In this embodiment, if the attribute information is bounding box information, then, according to the attribute information, determining the reference display information of the object to be processed in the video frame to be processed may also be: according to a predetermined near The plane and the bounding box information determine the proportion information of the object to be processed in the video to be processed; wherein the near plane is a plane determined when the object to be processed covers the display page to which the video frame to be processed belongs ; Determine the reference display information according to the distance information of the near plane distance from the virtual camera and the proportion information.

When the virtual camera captures the object to be processed, the plane corresponding to the object to be processed when it covers the entire screen is used as the near plane. Assuming that when the object to be processed, that is, the human body occupies the entire screen, the human body is closest to the virtual camera, and the distance between the near plane and the camera can be obtained according to the fov value in the virtual camera. When the human body shrinks gradually, it means that the current plane of the user is gradually moving away from the camera. According to the theorem of similar triangles, the ratio of the distance from the near plane to the camera and the distance from the plane where the current person is located to the camera is obtained, see Figure 4. You can display information using this ratio as a baseline.

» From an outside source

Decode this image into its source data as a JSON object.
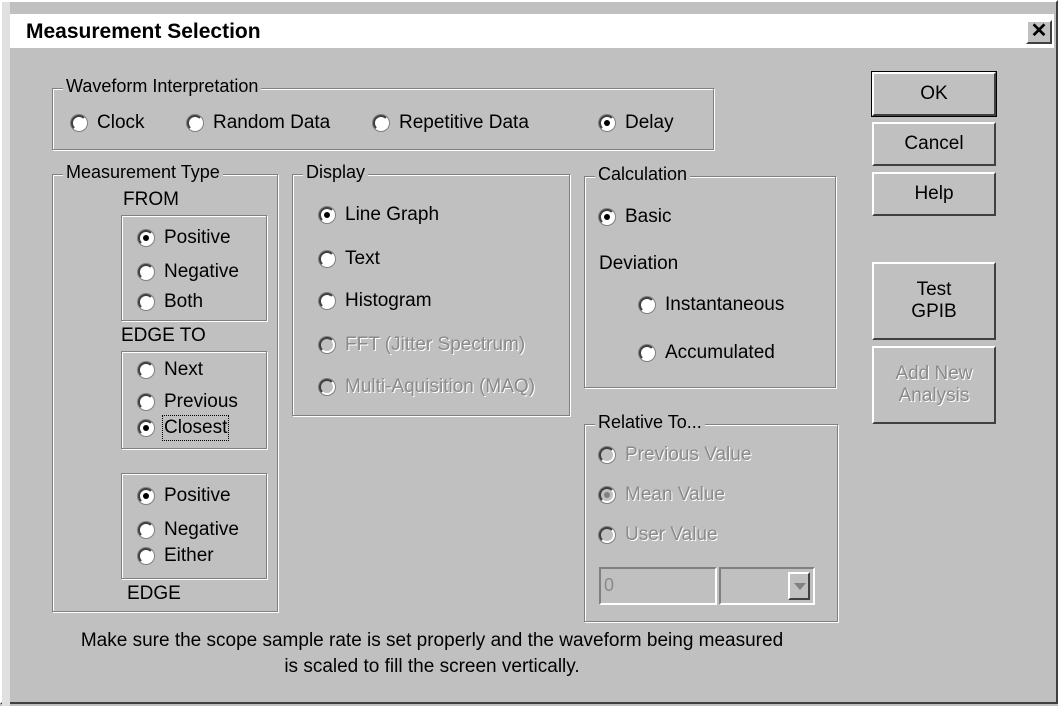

S130. Adjust, based on the reference display information, the target display information of the material mounted in the video frame to be processed, to obtain a target video frame corresponding to the video frame to be processed.

The mounted material may be a special effect material added to the video frame to be processed, for example, the special effect material may be rabbit ears and the like. The target display information is determined based on the reference display information. The target display information may be enlarged or reduced display information of the mounted material. For example, the target display information may be enlarged or reduced display size information of the mounted material.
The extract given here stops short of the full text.